Squid Game

Le 20 octobre 2021

PAYS/ANNEE DIFFUSION
SAISON 1
ACTEURS
CRÉATION
MUSIQUE
GENRE
Corée du Sud, 2018 Netflix

9 épisodes

32 -63 minutes

Lee Jung-jae
Hwang Dong-hyuk
Jung Jae-il
Drame
Science-fiction



Park Hae-soo






Oh Yeong-su
 





Jung Ho-yeon




NOTE 18

Série Netflix au démarrage record, Squid Game nous enferme dans un univers de jeux tordus, glaçants, carnassiers, sanglants.

En Corée du Sud, 456 personnes se retrouvent emprisonnées dans une structure concentrationnaire - pour y jouer. Rien d’amusant cependant: l’échec signifie la mort. Ce sont notamment les gardes étranges de cette prison, affublés de combinaisons roses, armés de pistolets ou de fusils, et masqués comme des escrimeurs, qui sont chargés d’abattre les perdants. Et ce sont eux également qui, au son d’une vile petite musique, enjouée, mélodie d’espoir et de clarté, eux donc, employés mystérieux d’une hiérarchie opaque, qui viennent systématiquement chercher les survivants pour les conduire dans un nouvel abattoir (sur un nouveau terrain de jeu).

Mais donc, pour jouer à quoi?

Là se situe la charge ironique la plus cruelle: des jeux d’enfants. Un, deux, trois, soleil, par exemple, ou le jeu du calamar (squid game en anglais). Pour chaque mort, une pluie de billets tombe dans une grosse tirelire en forme de cochon, transparente et suspendue, proche et lointaine. Elle brille, comme, la caressant, les regards des joueurs amochés, tous pauvres dans la vie au-dehors, tous endettés, désespérés. Le gain potentiel devient impressionnant.

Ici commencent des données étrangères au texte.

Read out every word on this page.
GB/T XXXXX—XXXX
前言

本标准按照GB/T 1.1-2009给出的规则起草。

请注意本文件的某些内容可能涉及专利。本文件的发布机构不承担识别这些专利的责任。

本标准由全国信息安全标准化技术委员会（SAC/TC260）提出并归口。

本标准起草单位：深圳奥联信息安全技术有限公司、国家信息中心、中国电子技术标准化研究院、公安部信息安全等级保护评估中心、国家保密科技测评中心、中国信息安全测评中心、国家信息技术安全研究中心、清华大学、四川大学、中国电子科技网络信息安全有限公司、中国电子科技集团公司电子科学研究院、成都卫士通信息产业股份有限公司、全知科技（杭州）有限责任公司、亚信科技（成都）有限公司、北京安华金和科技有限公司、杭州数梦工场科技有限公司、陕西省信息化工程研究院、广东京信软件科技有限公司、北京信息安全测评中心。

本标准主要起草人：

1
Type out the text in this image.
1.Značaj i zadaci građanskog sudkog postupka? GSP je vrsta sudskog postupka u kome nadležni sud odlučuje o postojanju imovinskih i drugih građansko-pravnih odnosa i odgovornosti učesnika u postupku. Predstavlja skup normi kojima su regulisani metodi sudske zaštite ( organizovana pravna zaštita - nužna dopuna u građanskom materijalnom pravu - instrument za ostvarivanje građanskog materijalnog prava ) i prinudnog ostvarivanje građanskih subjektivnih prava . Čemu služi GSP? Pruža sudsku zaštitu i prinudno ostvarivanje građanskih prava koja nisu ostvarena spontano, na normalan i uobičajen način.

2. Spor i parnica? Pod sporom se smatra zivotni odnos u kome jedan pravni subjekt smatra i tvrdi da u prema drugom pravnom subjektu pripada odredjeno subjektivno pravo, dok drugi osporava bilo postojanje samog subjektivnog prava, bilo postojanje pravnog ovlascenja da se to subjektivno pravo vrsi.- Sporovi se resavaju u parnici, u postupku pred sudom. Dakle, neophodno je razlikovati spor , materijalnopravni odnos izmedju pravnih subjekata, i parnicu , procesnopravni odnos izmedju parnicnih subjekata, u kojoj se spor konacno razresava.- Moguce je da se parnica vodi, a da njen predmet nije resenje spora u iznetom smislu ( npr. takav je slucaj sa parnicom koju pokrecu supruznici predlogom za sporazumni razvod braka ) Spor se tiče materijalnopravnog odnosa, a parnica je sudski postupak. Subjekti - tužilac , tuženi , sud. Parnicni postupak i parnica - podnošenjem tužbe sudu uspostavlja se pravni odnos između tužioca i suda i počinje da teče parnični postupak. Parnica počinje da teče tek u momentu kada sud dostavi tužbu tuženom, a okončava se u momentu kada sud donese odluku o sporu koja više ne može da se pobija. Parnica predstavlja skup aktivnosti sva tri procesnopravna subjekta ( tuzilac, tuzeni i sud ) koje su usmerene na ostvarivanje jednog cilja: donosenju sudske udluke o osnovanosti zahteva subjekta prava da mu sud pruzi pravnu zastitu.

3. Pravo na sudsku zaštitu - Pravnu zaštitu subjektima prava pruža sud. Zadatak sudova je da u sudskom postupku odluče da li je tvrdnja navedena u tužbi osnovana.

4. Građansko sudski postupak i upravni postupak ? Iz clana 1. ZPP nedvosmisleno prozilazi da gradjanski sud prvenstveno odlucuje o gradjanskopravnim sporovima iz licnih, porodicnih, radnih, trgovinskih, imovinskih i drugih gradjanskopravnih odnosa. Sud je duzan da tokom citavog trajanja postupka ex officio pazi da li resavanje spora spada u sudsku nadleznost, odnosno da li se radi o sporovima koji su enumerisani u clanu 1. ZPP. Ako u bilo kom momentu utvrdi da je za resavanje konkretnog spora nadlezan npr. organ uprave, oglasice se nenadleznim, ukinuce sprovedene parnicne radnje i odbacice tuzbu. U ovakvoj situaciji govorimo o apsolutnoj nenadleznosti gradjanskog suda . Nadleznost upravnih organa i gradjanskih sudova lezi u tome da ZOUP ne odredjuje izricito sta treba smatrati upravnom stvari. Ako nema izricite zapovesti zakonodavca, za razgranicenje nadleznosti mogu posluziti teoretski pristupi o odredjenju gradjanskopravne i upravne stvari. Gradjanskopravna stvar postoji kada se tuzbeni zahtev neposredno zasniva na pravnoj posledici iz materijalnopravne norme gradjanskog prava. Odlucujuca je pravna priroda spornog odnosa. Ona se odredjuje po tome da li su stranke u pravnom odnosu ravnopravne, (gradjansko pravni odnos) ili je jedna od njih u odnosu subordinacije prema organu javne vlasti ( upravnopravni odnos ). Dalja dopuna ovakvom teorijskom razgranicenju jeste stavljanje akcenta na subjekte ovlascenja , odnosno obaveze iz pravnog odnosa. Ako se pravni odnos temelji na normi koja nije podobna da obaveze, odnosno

Dehors, il n’y a plus aucun horizon: la «vraie vie» n’est-elle pas pire?

Il est possible de voir dans cette histoire une métaphore critique: celle de la brutalité d’un monde politico-économique saignant une partie de la population avec cynisme, avec surtout des tentacules que la mort même des «ressources humaines» ne repousserait pas, si elle s’avérait monétisable - par exemple sous forme de jeux. Mais plus que la soif d’argent, c’est l’écart humiliant creusé par celui-ci entre exploitants et exploités qui est mis en évidence. Le jeu commence en dehors, dans le monde «libre», par une étape transitoire, et c’est dans la série la première scène (elle sera suivie de bien d’autres) qui sidère: un homme à la coiffure et au costume impeccables, un sourire calme et presque doux sur le visage, propose donc un jeu à un malheureux endetté (Seong Gi-hun, incarné par l’excellent Lee Jung-jae). Celui-ci ne pourra pas payer lorsqu’il perd, mais qu’importe? Il est évident que l’argent n’intéresse ici pas celui qui porte la cravate: il se contentera, et sans dissimuler son plaisir tiré de ces humiliations répétées, de baffer son concurrent, encore et encore. Oui, la série est violente, et ce d’un bout à l’autre.

Mais qu’elle est belle, aussi. Lumières et décors sont une force majeure de cette œuvre. Ils jouent la plupart du temps sur un effet de contraste avec l’horreur des jeux: ainsi cette salle aux murs couverts de petits nuages bleus, aux contours bien définis, comme esquissés par un esprit d’enfant, dans le jour le plus clair; ainsi le petit toboggan dans cette même salle… L’ambiance de garderie qui règne d’abord dans la salle (avant le commencement du jeu), cause un malaise très particulier, que ne saurait produire le plus sombre des décors.

Notons pour finir que les acteurs, tous, servent à merveille un scénario bien goupillé. Les rebondissements, si fréquents, engendrent une tension quasi permanente; et à la différence des surprises invraisemblables, «truquées», qui dynamisent à moindre frais bon nombre de films ou de séries, celles que réservent les jeux de Squid Game ne semblent (presque) jamais occasionnées par le besoin disgracieux de relancer une machine vide et poussive: retournements de situation, surgissements de personnages, disparitions, trahisons, alliances soudaines, tout semble ici procéder d’une nécessité interne à l’histoire (psychologie des personnages, sens moral opposé, contraintes du dispositif carcéral, règles des jeux, etc.) En bref, l’affaire a été très bien pensée.

Qu’en sera-t-il de la deuxième saison? Le risque, comme si souvent, est de voir cette dramaturgie conçue avec finesse, sur un temps sans doute assez long, se perdre dans une suite pataude qui la réchauffe à la va-vite et la détruise. Espérons que ce ne soit pas le cas.